ACFTU, ICFTU and changing ILO Conventions
By Gerard Greenfield, Asia Monitor Resource Center, 6 February 1998
In reading the Report of the Executive Board of the ICFTU (Brussels, December 17-19) on ICFTU-APRO's visit to China, my attention was drawn to the section concerning the ACFTU's view on international trade unionism, particularly section 20 on the ILO which reads:
"The ACFTU felt that there are prejudices against China at the international organization's level especially at the ILO Governing bodies due to ideological differences. The exclusion of China in the ILO Governing body is a violation of the ILO's principle of universality and non-discrimination. The ACFTU with the largest membership does not have a seat at the ILO because of differences with the ICFTU. The Chinese Labour Ministry is interested in the reform of the ILO. The Chinese feels [sic] that the ILO should give greater attention to the voices of the majority of developing nations. Only then would the ILO have greater authority and the reforms smoothly carried out."
This paragraph sheds some light on at least one of the motives behind the ACFTU agreeing to a rapid improvement in relations with the ICFTU.
1. "The ACFTU felt that there are prejudices against China at the international organization's level especially at the ILO Governing bodies due to ideological differences."
So the problem is that the ACFTU feels very strongly that it is being denied its rightful place on the governing body of the ILO.
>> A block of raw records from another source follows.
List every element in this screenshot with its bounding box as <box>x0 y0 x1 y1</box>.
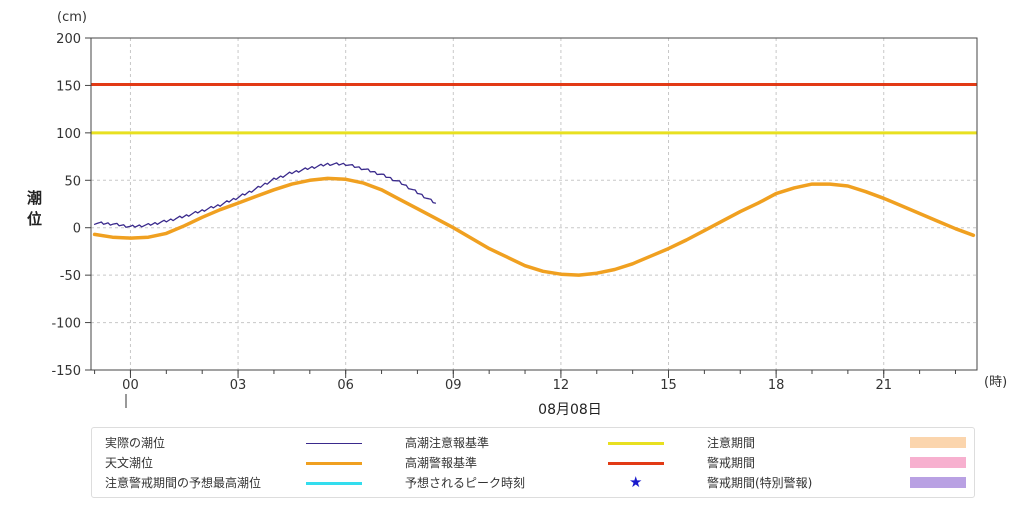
y-tick-label: -50 <box>60 269 81 284</box>
y-axis-title-char-1: 潮 <box>27 189 42 207</box>
legend-label-warning-period: 警戒期間 <box>707 456 756 470</box>
series-line <box>92 176 976 277</box>
legend-label-special-warning-period: 警戒期間(特別警報) <box>707 476 813 490</box>
x-axis: 00 03 06 09 12 15 18 21 <box>94 370 956 393</box>
y-tick-label: 150 <box>56 79 81 94</box>
legend-swatch-forecast-max <box>306 482 362 485</box>
legend-swatch-advisory-period <box>910 437 966 448</box>
legend-label-advisory-period: 注意期間 <box>707 436 756 450</box>
y-tick-label: 50 <box>64 174 81 189</box>
y-tick-label: 0 <box>73 222 81 237</box>
legend-label-warning-level: 高潮警報基準 <box>405 456 478 470</box>
legend-swatch-astronomical-tide <box>306 462 362 465</box>
legend-label-actual-tide: 実際の潮位 <box>105 436 166 450</box>
x-tick-label: 06 <box>337 378 354 393</box>
y-tick-label: -100 <box>51 317 81 332</box>
x-tick-label: 03 <box>230 378 247 393</box>
legend-label-forecast-max: 注意警戒期間の予想最高潮位 <box>105 476 262 490</box>
y-axis-title-char-2: 位 <box>27 210 42 228</box>
y-unit-label: (cm) <box>57 10 87 25</box>
x-tick-label: 12 <box>553 378 570 393</box>
legend-label-peak-time: 予想されるピーク時刻 <box>405 476 526 490</box>
series-line <box>93 162 437 228</box>
plot-frame <box>90 37 978 371</box>
x-tick-label: 09 <box>445 378 462 393</box>
y-axis: 200 150 100 50 0 -50 -100 -150 <box>51 32 91 379</box>
legend: 実際の潮位 天文潮位 注意警戒期間の予想最高潮位 高潮注意報基準 高潮警報基準 … <box>91 427 975 498</box>
x-tick-label: 18 <box>768 378 785 393</box>
legend-swatch-special-warning-period <box>910 477 966 488</box>
date-label: 08月08日 <box>538 402 602 418</box>
x-unit-label: (時) <box>984 375 1007 390</box>
legend-label-astronomical-tide: 天文潮位 <box>105 456 154 470</box>
y-tick-label: -150 <box>51 364 81 379</box>
series-lines <box>92 162 976 277</box>
legend-swatch-advisory-level <box>608 442 664 445</box>
star-icon: ★ <box>629 473 643 491</box>
tide-chart: 200 150 100 50 0 -50 -100 -150 00 03 06 09 12 15 18 21… <box>27 10 1007 418</box>
x-tick-label: 21 <box>875 378 892 393</box>
legend-swatch-actual-tide <box>306 443 362 444</box>
x-tick-label: 15 <box>660 378 677 393</box>
legend-swatch-warning-period <box>910 457 966 468</box>
legend-label-advisory-level: 高潮注意報基準 <box>405 436 490 450</box>
y-tick-label: 200 <box>56 32 81 47</box>
x-tick-label: 00 <box>122 378 139 393</box>
y-tick-label: 100 <box>56 127 81 142</box>
threshold-lines <box>91 82 977 135</box>
legend-swatch-warning-level <box>608 462 664 465</box>
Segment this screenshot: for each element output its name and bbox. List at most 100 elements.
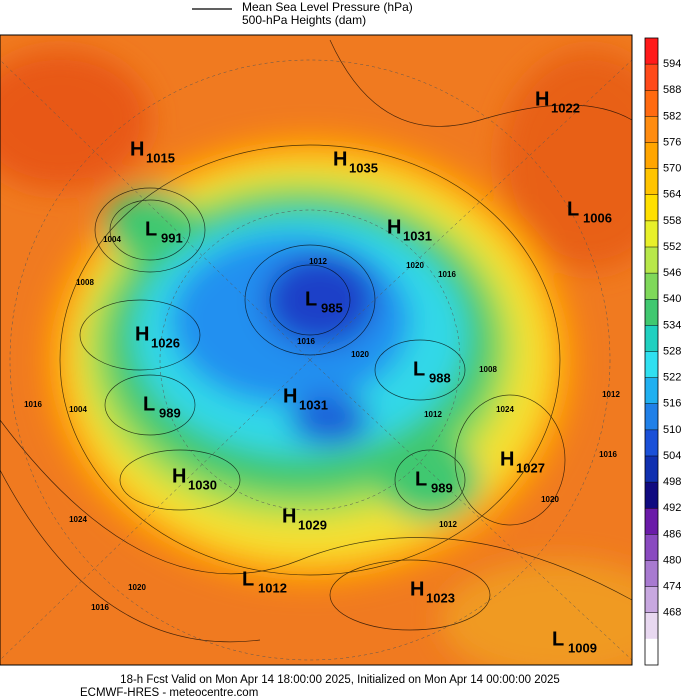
contour-label: 1012 <box>439 520 457 529</box>
colorbar-bin <box>645 247 658 274</box>
colorbar-bin <box>645 64 658 91</box>
center-value: 989 <box>159 405 181 420</box>
center-type: H <box>333 148 347 170</box>
center-type: L <box>145 218 157 240</box>
center-value: 1030 <box>188 477 217 492</box>
center-value: 1006 <box>583 210 612 225</box>
footer-valid: 18-h Fcst Valid on Mon Apr 14 18:00:00 2… <box>120 674 560 686</box>
center-value: 1031 <box>403 228 432 243</box>
contour-label: 1004 <box>69 405 87 414</box>
contour-label: 1020 <box>128 583 146 592</box>
center-type: L <box>413 358 425 380</box>
center-type: H <box>130 138 144 160</box>
center-type: L <box>242 568 254 590</box>
center-value: 1026 <box>151 335 180 350</box>
colorbar-label: 594 <box>663 58 681 70</box>
colorbar-label: 474 <box>663 581 681 593</box>
center-type: H <box>535 88 549 110</box>
center-value: 985 <box>321 300 343 315</box>
colorbar-bin <box>645 482 658 509</box>
colorbar-label: 588 <box>663 84 681 96</box>
center-value: 1031 <box>299 397 328 412</box>
colorbar-bin <box>645 638 658 665</box>
contour-label: 1016 <box>297 337 315 346</box>
legend-isobar: Mean Sea Level Pressure (hPa) <box>242 0 413 14</box>
colorbar-bin <box>645 116 658 143</box>
colorbar-bin <box>645 38 658 65</box>
center-value: 989 <box>431 480 453 495</box>
contour-label: 1004 <box>103 235 121 244</box>
colorbar-bin <box>645 612 658 639</box>
contour-label: 1012 <box>309 257 327 266</box>
colorbar-label: 492 <box>663 502 681 514</box>
colorbar-bin <box>645 351 658 378</box>
contour-label: 1024 <box>69 515 87 524</box>
colorbar-label: 468 <box>663 607 681 619</box>
center-type: H <box>135 323 149 345</box>
center-value: 1015 <box>146 150 175 165</box>
colorbar-bin <box>645 90 658 117</box>
colorbar-label: 582 <box>663 110 681 122</box>
center-value: 988 <box>429 370 451 385</box>
contour-label: 1016 <box>91 603 109 612</box>
colorbar-label: 528 <box>663 345 681 357</box>
colorbar-bin <box>645 377 658 404</box>
colorbar-bin <box>645 429 658 456</box>
center-type: H <box>172 465 186 487</box>
colorbar-label: 486 <box>663 528 681 540</box>
colorbar-label: 570 <box>663 163 681 175</box>
colorbar-bin <box>645 534 658 561</box>
colorbar: 594 588 582 576 570 564 558 552 546 540 534 528 522 5… <box>644 37 681 666</box>
colorbar-bin <box>645 168 658 195</box>
colorbar-label: 516 <box>663 398 681 410</box>
colorbar-bin <box>645 325 658 352</box>
colorbar-label: 504 <box>663 450 681 462</box>
colorbar-bin <box>645 456 658 483</box>
colorbar-label: 534 <box>663 319 681 331</box>
contour-label: 1008 <box>479 365 497 374</box>
center-type: H <box>410 578 424 600</box>
center-value: 1023 <box>426 590 455 605</box>
colorbar-bin <box>645 560 658 587</box>
center-value: 1009 <box>568 640 597 655</box>
center-value: 1012 <box>258 580 287 595</box>
contour-label: 1012 <box>602 390 620 399</box>
center-type: L <box>143 393 155 415</box>
footer-source: ECMWF-HRES - meteocentre.com <box>80 687 258 699</box>
center-type: H <box>282 505 296 527</box>
contour-label: 1020 <box>541 495 559 504</box>
colorbar-bin <box>645 586 658 613</box>
colorbar-bin <box>645 508 658 535</box>
contour-label: 1012 <box>424 410 442 419</box>
center-type: L <box>305 288 317 310</box>
center-type: L <box>415 468 427 490</box>
colorbar-label: 546 <box>663 267 681 279</box>
colorbar-bin <box>645 273 658 300</box>
colorbar-label: 540 <box>663 293 681 305</box>
colorbar-label: 564 <box>663 189 681 201</box>
colorbar-label: 510 <box>663 424 681 436</box>
colorbar-bin <box>645 220 658 247</box>
contour-label: 1020 <box>406 261 424 270</box>
colorbar-label: 576 <box>663 136 681 148</box>
colorbar-label: 558 <box>663 215 681 227</box>
colorbar-label: 498 <box>663 476 681 488</box>
legend-height: 500-hPa Heights (dam) <box>242 13 366 27</box>
colorbar-label: 480 <box>663 554 681 566</box>
contour-label: 1016 <box>438 270 456 279</box>
colorbar-label: 552 <box>663 241 681 253</box>
contour-label: 1024 <box>496 405 514 414</box>
center-value: 1035 <box>349 160 378 175</box>
center-type: H <box>387 216 401 238</box>
center-type: L <box>567 198 579 220</box>
map <box>0 35 632 665</box>
colorbar-bin <box>645 142 658 169</box>
contour-labels: 1012 1020 1016 1008 1004 1016 1004 1024 1012 1012… <box>24 235 620 612</box>
contour-label: 1016 <box>599 450 617 459</box>
contour-label: 1008 <box>76 278 94 287</box>
colorbar-bin <box>645 194 658 221</box>
center-value: 1029 <box>298 517 327 532</box>
center-value: 991 <box>161 230 183 245</box>
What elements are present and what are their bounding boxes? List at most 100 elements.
2. "The ACFTU with the largest membership does not have a seat at the ILO because of differences with the ICFTU."
This implies that a resolution of differences with the ICFTU would pave the way for the ACFTU to gain a seat on the ILO's Governing body.
3. "The Chinese Labour Ministry is interested in the reform of the ILO."
Here is the objective. It is explicitly stated that the Ministry of Labour of the PRC wants to bring about changes within the ILO, and this can only be done if the ACFTU first resolves its differences with the ICFTU and gains greater decision-making power within the ILO.
Unfortunately we the ICFTU report does not explain what "reforms" the Ministry of Labour is seeking in the ILO. However, it is very likely that there are similarities with recent moves by the ASEAN Governments to reform the ILO.
At a meeting of its labour ministers in April 1996, ASEAN announced that it would persuade ILO to revamp "outmoded" labour conventions, some of which dated back to 1930. These included seven conventions on fundamental workers' rights, such as the conventions on forced labour (1930), freedom of association (1948) and minimum age (1973):
"Pending the review, the ministers requested the ILO to adopt a more flexible approach in applying ratified conventions with due consideration given the state of development of each member state."
The labour minister of Singapore said that the conventions needed to be revised to be "more relevant to the needs of developing countries" and that "the economic environment today is vastly different from 1930 ... and yet these conventions are being applied rigidly by the ILO."
The reform of the ILO and IL Conventions to weaken international standards on workers' rights will be discussed in the next ASEAN labour ministers meeting in Vietnam in 1998.
The importance of the ILO in the Chinese government's own strategy is reflected in their extreme defensiveness within the ILO. Anyone who has attended high-level ILO conferences knows that the PRC delegates are extremely hostile (to the point of shouting at speakers) to any criticism of China and are constantly lobbying to have negative references to the labour and trade union rights situation in China excluded from ILO meetings.
Clearly then it is very important for the Chinese government (which of course includes the ACFTU) to increase its power within the ILO to a point where it no longer allows such criticism and - more importantly - redefines the mandate and functions of the ILO in a way that renders such criticism redundant. I am not sure whether that means a direct attempt to revise or get rid of IL Convention No. 87, but whatever they do they are likely to receive significant support from ICFTU-APRO.
One the one hand the Chinese government's strategy vis-a-vis the ILO can be dismissed as irrelevant, given that most pro-worker unionists would argue that the ILO merely reflects the interests of capital anyway. But there is a contradiction in our approach to the ILO: on the one hand we dismiss it as a large, bureaucratic institution which is governed by the interests of states and capital, and which has failed miserably in its enforcement of IL Conventions. On the other hand, we continue to cite IL Conventions whenever we engage in a struggle for workers' collective rights. The IL Conventions act both as a guide to the nature of workers' fundamental rights and as proof of the universality of these rights. Whether it is in opposition to the Manpower Bill in Indonesia, the labour law amendments in South Korea, or the violation of the right to freedom of association in mainland China, we refer to IL Conventions while at the same time not truly believing that the ILO has either the capacity or the will to act upon violations of these rights.